Он желал эту женщину, желал ее красоты, не зная сам, на час ли, навсегда.

В канун сочельника Павел провел заседание капитула. Приоры иоаннитов в широких белых мантиях, сидя вдоль большого стола, молчали благоговейно, когда он, подавляя раздирающий горло сухой кашель, объявил о твердой готовности, в союзе с Францией, вернуть ордену остров Мальту. Каждого такого собрания он с нетерпением и беспокойством ждал, как прикосновения к иному времени и иному чувству чести, которых надо оказаться достойным, но теперь радости не было, думалось о другом.

Поздно вечером он велел Кутайсову ехать к Шевалье и не ложился, покуда тот не вернулся с известием, что актриса повинуется воле государя и назавтра, к семи пополудни, приедет в назначенный для встречи дом на Морской.

С утра потеплело. На разводе, сидя неподвижно в седле, надвинув треуголку на лоб, Павел поймал себя на том, что прислушивается не к четкости шага колонн, а к нежданной капели. После обеда он работал с Ростопчиным и Ливеном — слухи о готовящемся, несмотря на зиму, прорыве британского флота в Балтику становились все настойчивее. Они стояли втроем, рядом, склонившись над столом, когда радужное сияние заигравшего в оконном стекле солнечного луча вспыхнуло на меди чернильницы, превратило разложенную на столе карту кусочка моря с заливом и устьем Невы в загадочный портулан неведомых земель. Павел повернулся к окну, в котором росла стремительно синева чистого неба. Ветер развеял тучи, и, едва солнце начало спускаться к горизонту, ударил мороз.
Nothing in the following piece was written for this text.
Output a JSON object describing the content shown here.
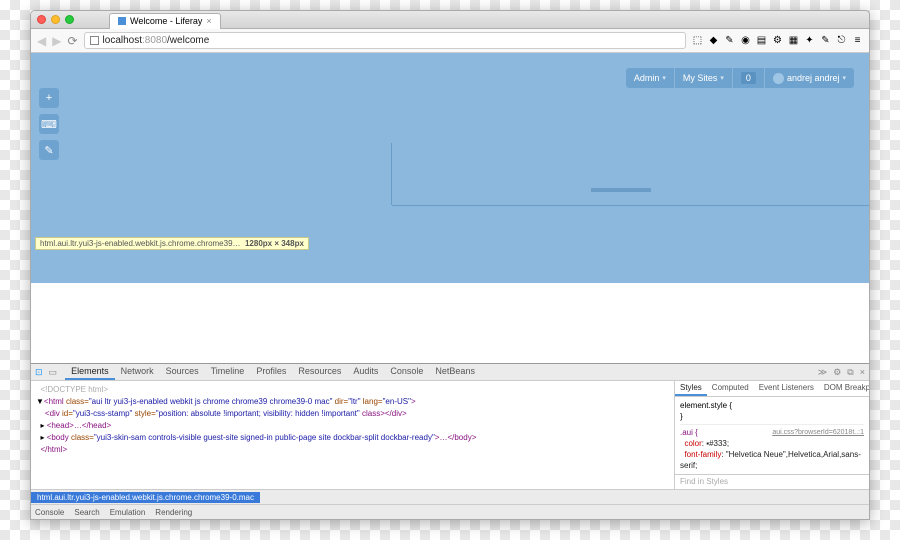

Дорогой на Морскую Павел, откинувшись на сиденье в углу кареты, слушал поскрипывание свежего, хрусткого снега, по-особому звонкое, гулкое в нависшей над городом тишине.

Он велел Кутайсову отослать всех слуг, сам запер дверь, оставшись в доме вдвоем со ждавшей в гостиной женщиной. Поднялся медленно по лестнице и, бесшумно переступив порог, глядел на Шевалье несколько мгновений, пока, почувствовав, она не обернулась. Подошел, словно уговорено было, что она не поднимется навстречу, не скажет ни слова; бережно поднес к губам теплую руку.

* * *

Последняя свеча в медном шандале, протрещав, потухла. В поднявшейся от пола темноте Павел, затаив дыхание, прислушивался, словно верил, что сейчас произойдет что-то дивное — может быть, отверзнутся небеса или лягут на плечи горячие, торопливые до ласки женские руки.

Зашелестев платьем, Шевалье поднялась, и у Павла на мгновение свело дыхание. Стремительное движение пышных юбок обдало ноги ветерком, скрипнула дверь. Несколькими мгновениями спустя озарилась светом соседняя комната, с подсвечником в руках Шевалье остановилась на пороге:

— Я взяла это на камине. Вы не знаете, есть ли в доме еще свечи?

Не отводя от ее лица взгляда, Павел медленно покачал головой.

— Тогда придется ужинать в темноте. Они погаснут через четверть часа.

— Это немало… Как думаете вы, — вскинул он голову, пораженный неожиданной мыслью, — когда родился Иисус?

— Когда? Ночью на 25 декабря… но календари различны.

— Нет, другое. Когда, в начале ночи, на ее исходе, в полночь?

— Не знаю. В детстве мама говорила со мной о Евангелии, но потом она умерла, а отец не любил попов. Когда убили короля, стали закрывать церкви. Я была однажды Богиней Разума на празднике в Лионском соборе. Но потом, в Париже, я поняла, что Верховное существо — для тех, кто хочет править другими, а человеку, который просто хочет жить, нужен Бог.

Она улыбнулась, поправила свечу:

— Давайте допьем вино. Говорить можно и в темноте.

Павел послушно поднес к губам бокал, отщипнул вилкой кусочек крылышка индейки.

— Расскажите, что гнетет вашу душу.

— Простите, я, наверное, сказала что-то не подумав, а вы придали случайной обмолвке значение.

— Нет. Я понял все. Говорите, я так хочу!

— Если вы приказываете… Мы с мужем приехали в Париж после казни Робеспьера, а через год он получил из Гамбурга приглашение в труппу. В Париже для нас не было работы. Я осталась одна, он должен был написать, когда устроится. Была зима, самая холодная за сто лет, многие умирали потому лишь, что не могли достать дров или немного еды. Я играла, когда удавалось, тянула каждое су, не вставала весь день с постели, чтобы не испытывать холода и не хотеть есть. Наверное, многие жили так. А потом муж прислал денег, письмо. Я уехала в Гамбург и думала, что все кончилось.

Последняя свеча затрепетала. Женщина торопливо, по-детски доверчиво протянула к пламени руку, словно хотела удержать его. До дрожи острое чувство жалости пронизало Павла к беззащитности замершей в мерцающем свете руки, дрогнувшего, потерявшего завершенность неживой, скульптурной красоты лица.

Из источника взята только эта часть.